Because the Places of Worship Act makes direct religious takeovers difficult, the administrative machinery changed its tactics:
- Shift the Goalposts: Instead of filing a lawsuit claiming a mosque belongs to another religion, government agencies (like the railways, forest departments, or municipal corporations) claim the land itself belongs to the state.
- Avoid the Religious Label: By framing the issue as an administrative cleanup—like removing an illegal shop from a sidewalk or clearing a road—they avoid the strict restrictions of the 1991 Act.
- Create a New Reality: Once the structure is labeled “illegal” or an “encroachment,” the bulldozers are sent in under the guise of routine city planning, giving the minority community very little time to gather old land records, Waqf documents, or seek emergency help from higher courts.

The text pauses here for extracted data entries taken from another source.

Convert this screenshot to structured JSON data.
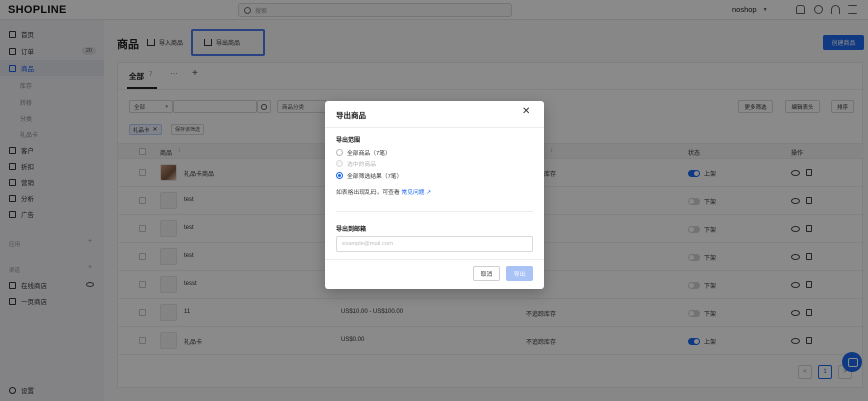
{
  "topbar": {
    "logo": "SHOPLINE",
    "search_placeholder": "搜索",
    "store_name": "noshop"
  },
  "sidebar": {
    "items": [
      {
        "label": "首页",
        "icon": "home-icon"
      },
      {
        "label": "订单",
        "icon": "order-icon",
        "badge": "20"
      },
      {
        "label": "商品",
        "icon": "product-icon"
      },
      {
        "label": "库存"
      },
      {
        "label": "转移"
      },
      {
        "label": "分类"
      },
      {
        "label": "礼品卡"
      },
      {
        "label": "客户",
        "icon": "customer-icon"
      },
      {
        "label": "折扣",
        "icon": "discount-icon"
      },
      {
        "label": "营销",
        "icon": "marketing-icon"
      },
      {
        "label": "分析",
        "icon": "analytics-icon"
      },
      {
        "label": "广告",
        "icon": "ads-icon"
      }
    ],
    "section_apps": "应用",
    "section_channels": "渠道",
    "channel_items": [
      {
        "label": "在线商店",
        "icon": "store-icon"
      },
      {
        "label": "一页商店",
        "icon": "onepage-icon"
      }
    ],
    "settings": "设置"
  },
  "page": {
    "title": "商品",
    "import_label": "导入商品",
    "export_label": "导出商品",
    "create_label": "创建商品"
  },
  "tabs": {
    "all_label": "全部",
    "all_count": "7",
    "more": "···",
    "add": "+"
  },
  "filters": {
    "all_select": "全部",
    "category_select": "商品分类",
    "more_filters": "更多筛选",
    "edit_columns": "编辑表头",
    "sort": "排序",
    "active_chip": "礼品卡",
    "save_filter": "保存该筛选"
  },
  "table": {
    "headers": {
      "product": "商品",
      "product_sort": "↕",
      "inventory": "↕",
      "status": "状态",
      "actions": "操作"
    },
    "rows": [
      {
        "name": "礼品卡商品",
        "price": "",
        "stock": "不追踪库存",
        "status": "上架",
        "on": true,
        "image": true
      },
      {
        "name": "test",
        "price": "",
        "stock": "",
        "status": "下架",
        "on": false,
        "image": false
      },
      {
        "name": "test",
        "price": "",
        "stock": "",
        "status": "下架",
        "on": false,
        "image": false
      },
      {
        "name": "test",
        "price": "",
        "stock": "",
        "status": "下架",
        "on": false,
        "image": false
      },
      {
        "name": "tesst",
        "price": "",
        "stock": "",
        "status": "下架",
        "on": false,
        "image": false
      },
      {
        "name": "11",
        "price": "US$10.00 - US$100.00",
        "stock": "不追踪库存",
        "status": "下架",
        "on": false,
        "image": false
      },
      {
        "name": "礼品卡",
        "price": "US$0.00",
        "stock": "不追踪库存",
        "status": "上架",
        "on": true,
        "image": false
      }
    ]
  },
  "pagination": {
    "prev": "<",
    "current": "1",
    "next": ">"
  },
  "modal": {
    "title": "导出商品",
    "close": "✕",
    "range_label": "导出范围",
    "options": [
      {
        "label": "全部商品（7笔）",
        "checked": false,
        "disabled": false
      },
      {
        "label": "选中的商品",
        "checked": false,
        "disabled": true
      },
      {
        "label": "全部筛选结果（7笔）",
        "checked": true,
        "disabled": false
      }
    ],
    "note_prefix": "如表格出现乱码，可查看",
    "note_link": "常见问题",
    "email_label": "导出到邮箱",
    "email_placeholder": "example@mail.com",
    "cancel": "取消",
    "export": "导出"
  },
  "colors": {
    "accent": "#1d6af0",
    "highlight_border": "#4d7cf0"
  }
}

The Online Cheerleading by Radical Hindus
What makes this bureaucratic strategy truly terrifying is how easily the public accepts it. If a political leader openly said, “We are going to destroy this 900-year-old historic monument because we hate the people who pray there,” it would cause an immediate international outcry.
But when the state prints the word “ILLEGAL” in bold letters on a notice, public perception changes instantly.
If you look at the comment sections on social media platforms like Facebook or YouTube regarding these demolitions, a massive percentage of the majority community blindly cheers the move. People who don’t know a single thing about the history of Varanasi or land registry laws will confidently type: “Rules are rules, illegal structures must be broken.”
The propaganda has successfully turned off people’s basic logical filters. It treats a ancient piece of heritage the exact same way it treats a temporary roadside tea stall built without a permit last Tuesday.
The Danger of Weaponizing the Law
This systematic targeting of old mosques, shrines, and local madrasas across various states isn’t just an attack on a single community—it is a dangerous erosion of the rule of law itself.
When the institutions that are supposed to protect history, culture, and citizen rights—like the local administration, the police, and public utilities—become active participants in a majoritarian political agenda, the very foundation of a fair society cracks.
Ancient monuments are meant to be preserved by governments as a testament to a land’s rich, layered past. When a state decides that its primary job is to find administrative excuses to tear those layers down, it leaves a scar on the cultural landscape that no amount of modern infrastructure can ever truly cover up.